A pair of Cornell researchers have analyzed the works of fraudster Diederik Stapel and found linguistic tics that stand out in his fabricated articles.
According to the abstract for the article, “Linguistic Traces of a Scientific Fraud: The Case of Diederik Stapel,” which appeared in PLoS ONE:
When scientists report false data, does their writing style reflect their deception? In this study, we investigated the linguistic patterns of fraudulent (N = 24; 170,008 words) and genuine publications (N = 25; 189,705 words) first-authored by social psychologist Diederik Stapel. The analysis revealed that Stapel’s fraudulent papers contained linguistic changes in science-related discourse dimensions, including more terms pertaining to methods, investigation, and certainty than his genuine papers. His writing style also matched patterns in other deceptive language, including fewer adjectives in fraudulent publications relative to genuine publications. Using differences in language dimensions we were able to classify Stapel’s publications with above chance accuracy. Beyond these discourse dimensions, Stapel included fewer co-authors when reporting fake data than genuine data, although other evidentiary claims (e.g., number of references and experiments) did not differ across the two article types. This research supports recent findings that language cues vary systematically with deception, and that deception can be revealed in fraudulent scientific discourse.
In more detail:
Liars have difficulty approximating the appropriate frequency of linguistic dimensions for a given genre, such as the rate of spatial details in fake hotel reviews , the frequency of positive self-descriptions in deceptive online dating profiles , or the proportion of extreme positive emotions in false statements from corporate CEOs . Here we investigated the frequency distributions for linguistic dimensions related to the scientific genre across the fake and genuine reports, including words related to causality (e.g., determine, impact), scientific methods (e.g., pattern, procedure), investigations (e.g., feedback, assess), and terms related to scientific reasoning (e.g., interpret, infer). We also considered language features used in describing scientific phenomena, such as quantities (e.g., multiple, enough), terms expressing the degree of relative differences (e.g., amplifiers and diminishers) and words related to certainty (e.g., explicit, certain, definite).

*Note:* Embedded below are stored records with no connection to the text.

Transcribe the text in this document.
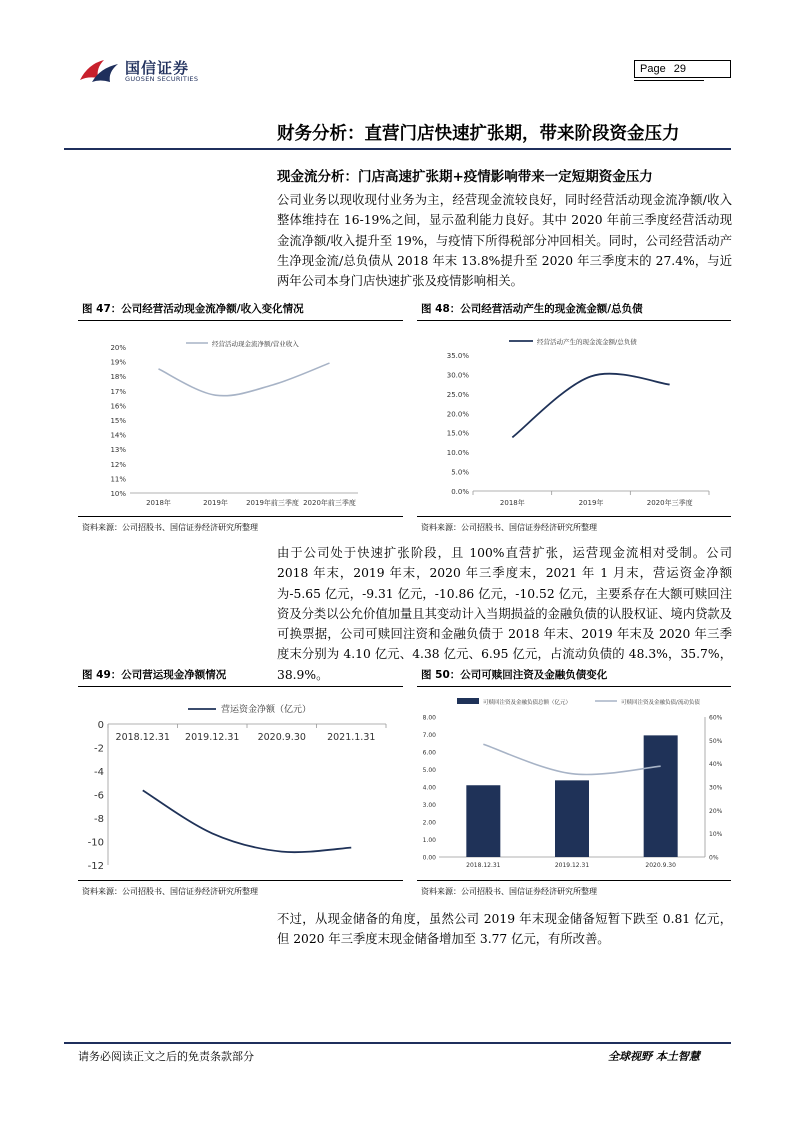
国信证券
GUOSEN SECURITIES
Page 29
财务分析：直营门店快速扩张期，带来阶段资金压力
现金流分析：门店高速扩张期+疫情影响带来一定短期资金压力

公司业务以现收现付业务为主，经营现金流较良好，同时经营活动现金流净额/收入整体维持在 16-19%之间，显示盈利能力良好。其中 2020 年前三季度经营活动现金流净额/收入提升至 19%，与疫情下所得税部分冲回相关。同时，公司经营活动产生净现金流/总负债从 2018 年末 13.8%提升至 2020 年三季度末的 27.4%，与近两年公司本身门店快速扩张及疫情影响相关。

图 47：公司经营活动现金流净额/收入变化情况
10%
11%
12%
13%
14%
15%
16%
17%
18%
19%
20%
2018年	2019年	2019年前三季度 2020年前三季度
经营活动现金流净额/营业收入
资料来源：公司招股书、国信证券经济研究所整理
图 48：公司经营活动产生的现金流金额/总负债
0.0%
5.0%
10.0%
15.0%
20.0%
25.0%
30.0%
35.0%
2018年	2019年	2020年三季度
经营活动产生的现金流金额/总负债
资料来源：公司招股书、国信证券经济研究所整理

由于公司处于快速扩张阶段，且 100%直营扩张，运营现金流相对受制。公司 2018 年末，2019 年末，2020 年三季度末，2021 年 1 月末，营运资金净额为-5.65 亿元，-9.31 亿元，-10.86 亿元，-10.52 亿元，主要系存在大额可赎回注资及分类以公允价值加量且其变动计入当期损益的金融负债的认股权证、境内贷款及可换票据，公司可赎回注资和金融负债于 2018 年末、2019 年末及 2020 年三季度末分别为 4.10 亿元、4.38 亿元、6.95 亿元，占流动负债的 48.3%，35.7%，38.9%。

图 49：公司营运现金净额情况
-12
-10
-8
-6
-4
-2
0
2018.12.31 2019.12.31 2020.9.30 2021.1.31
营运资金净额（亿元）
资料来源：公司招股书、国信证券经济研究所整理
图 50：公司可赎回注资及金融负债变化
0.00
1.00
2.00
3.00
4.00
5.00
6.00
7.00
8.00
0%
10%
20%
30%
40%
50%
60%
2018.12.31	2019.12.31	2020.9.30
可赎回注资及金融负债总额（亿元）	可赎回注资及金融负债/流动负债
资料来源：公司招股书、国信证券经济研究所整理

不过，从现金储备的角度，虽然公司 2019 年末现金储备短暂下跌至 0.81 亿元，但 2020 年三季度末现金储备增加至 3.77 亿元，有所改善。

请务必阅读正文之后的免责条款部分	全球视野 本土智慧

We were also interested in whether the fake reports contained patterns associated with deception in other contexts.
To probe Stapel’s studies, Markowitz and Hancock:
applied a corpus analytic method using Wmatrix , , an approach that is commonly used for corpus comparisons (e.g., , ). Wmatrix is a tool that provides standard corpus linguistics analytics, including word frequency lists and analyses of major grammatical categories and semantic domains. Wmatrix tags parts of speech (e.g., adjectives, nouns) in relation to other words within the context of a sentence (e.g., the word “store” can take the noun form as a retail establishment or a verb, as the act of supplying an object for future use).
You can see a table of Stapel’s word choices here.
But the Cornell researchers expression caution about the obvious leap here — using linguistic tools to probe manuscripts for evidence of fraud before they’re published:
… [I]t is tempting to consider linguistic analysis as a forensic tool for identifying fraudulent science. This does not seem feasible, at least for now, for several reasons. First, nearly thirty percent of Stapel’s publications would be misclassified, with 28% of the articles incorrectly classified as fraudulent while 29% of the fraudulent articles would be missed. Second, this analysis is based only on Stapel’s research program and it is unclear how models based on his discourse style would generalize to other authors or to other disciplines.